Sentiment Trader kam zu dem Schluss:
"Stimmung und Momentum stehen oft in direktem Gegensatz zueinander. Gerade dann, wenn es für Trendfolger am besten aussieht, ist es für konträr eingestellte Anleger am gefährlichsten. Wir befinden uns gerade in einer solchen Phase, denn das Momentum ist beeindruckend. Es gibt wenig bis gar keine Anzeichen dafür, dass der Tank schon leer ist, denn die Breite ist nach wie vor robust, und die Performance der Sektoren ist außerordentlich gut. Extreme Stimmungsschwankungen sind in der Regel wirksamer, wenn den Indizes ein geringeres Kaufinteresse zugrunde liegt. Würden wir mehr Divergenzen bei den Breath-Indikatoren sehen, hätte die extreme Diskrepanz bei der Stimmung zwischen Aktien und Anleihen mehr Bedeutung. Aus heutiger Sicht ist es wahrscheinlich am zweckmäßigsten, sich frühzeitig darauf einzustellen, dass die Voraussetzungen für Enttäuschungen gegeben sind, und wir sollten in den kommenden Wochen auf Anzeichen eines Kaufstreiks achten."

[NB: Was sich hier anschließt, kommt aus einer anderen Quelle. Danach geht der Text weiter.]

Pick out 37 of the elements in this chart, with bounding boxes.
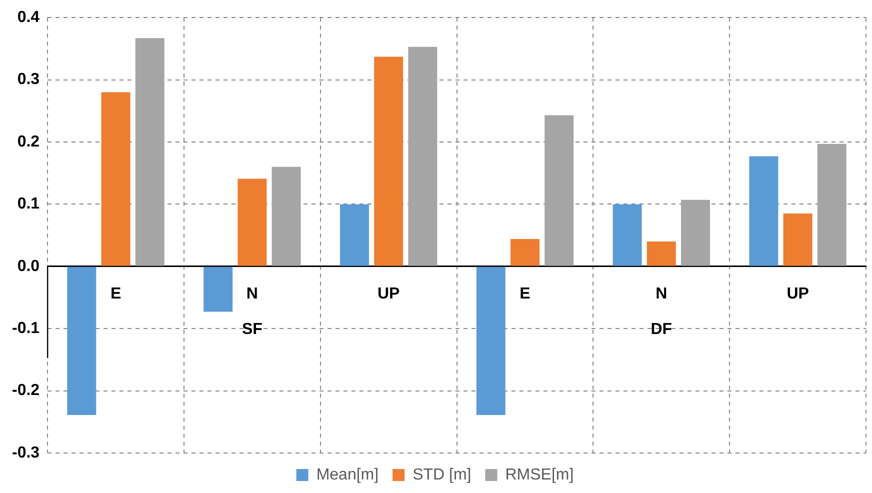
bar: [510, 239, 540, 266]
y-tick-label: 0.2: [17, 133, 40, 150]
y-tick-label: -0.1: [12, 320, 40, 338]
annotation: SF: [242, 320, 263, 338]
x-tick-label: N: [246, 285, 258, 302]
bar: [783, 214, 812, 266]
x-tick-label: E: [110, 285, 122, 302]
bar: [101, 92, 130, 266]
x-tick-label: E: [520, 285, 531, 302]
y-tick-label: -0.3: [12, 444, 40, 462]
y-tick-label: 0.3: [17, 71, 40, 88]
x-tick-label: UP: [786, 285, 810, 302]
bar: [544, 115, 574, 266]
legend-label: RMSE[m]: [505, 466, 574, 484]
bar: [681, 200, 710, 266]
bar: [817, 144, 846, 266]
bar: [204, 266, 233, 312]
bar: [340, 204, 369, 266]
y-tick-label: 0.0: [17, 258, 40, 275]
bar: [749, 156, 778, 266]
bar: [67, 266, 96, 416]
x-tick-label: UP: [377, 285, 400, 302]
bar: [476, 266, 506, 416]
y-tick-label: -0.2: [12, 382, 40, 400]
bar: [272, 166, 301, 266]
bar: [612, 204, 642, 266]
legend-label: Mean[m]: [316, 466, 379, 484]
y-tick-label: 0.4: [17, 9, 40, 26]
bar: [408, 46, 438, 266]
y-tick-label: 0.1: [17, 196, 40, 213]
bar: [646, 242, 676, 266]
x-tick-label: N: [656, 285, 668, 302]
bar: [374, 56, 404, 266]
legend-label: STD [m]: [412, 466, 472, 484]
bar: [238, 178, 267, 266]
bar: [135, 38, 164, 266]
annotation: DF: [650, 320, 672, 338]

Praktische Tipps für Investoren
Angesichts der aktuellen Anzeichen für Marktüberschwang sollten Anleger überlegen, wie sie ihr Risiko im Portfolio gezielt steuern können. Einige praktische Ansätze sind:
- Portfolio neu gewichten: Eine Umschichtung in defensivere Sektoren oder Barmittel kann helfen, den Fokus auf spekulative Anlagen zu verringern und so Stabilität in Zeiten erhöhter Volatilität zu schaffen.
- Hebel begrenzen: Vorsicht beim Einsatz von Margin! Übermäßige Hebelwirkung kann zu riskanten Zwangsverkäufen führen, daher ist es ratsam, den Einsatz gezielt zu begrenzen.
- Wichtige Indikatoren im Auge behalten: Technische Signale, Positionsänderungen und Kapitalflüsse bieten oft wertvolle Hinweise auf mögliche Wendepunkte im Markt. Ein regelmäßiger Blick auf diese Indikatoren kann frühzeitige Warnzeichen liefern.
- Anleihen als Sicherheitsnetz: Wenn die Nachfrage nach Aktien dominiert, geraten Anleihen oft in den Hintergrund. Doch in Zeiten zunehmender Unsicherheit kann eine Umschichtung in sicherere Werte wie Anleihen eine wertvolle Absicherung bieten.
Zusammengefasst gilt: Auch wenn steigende Märkte Optimismus wecken, kann unkontrollierte Euphorie oft zu abrupten Korrekturen führen, wenn die Märkte wieder in die Realität zurückfinden. Wer diese Anzeichen von Überhitzung frühzeitig erkennt und Risiken gezielt managt, kann sein Portfolio in unruhigen Zeiten besser schützen und möglichen Verlusten vorbeugen.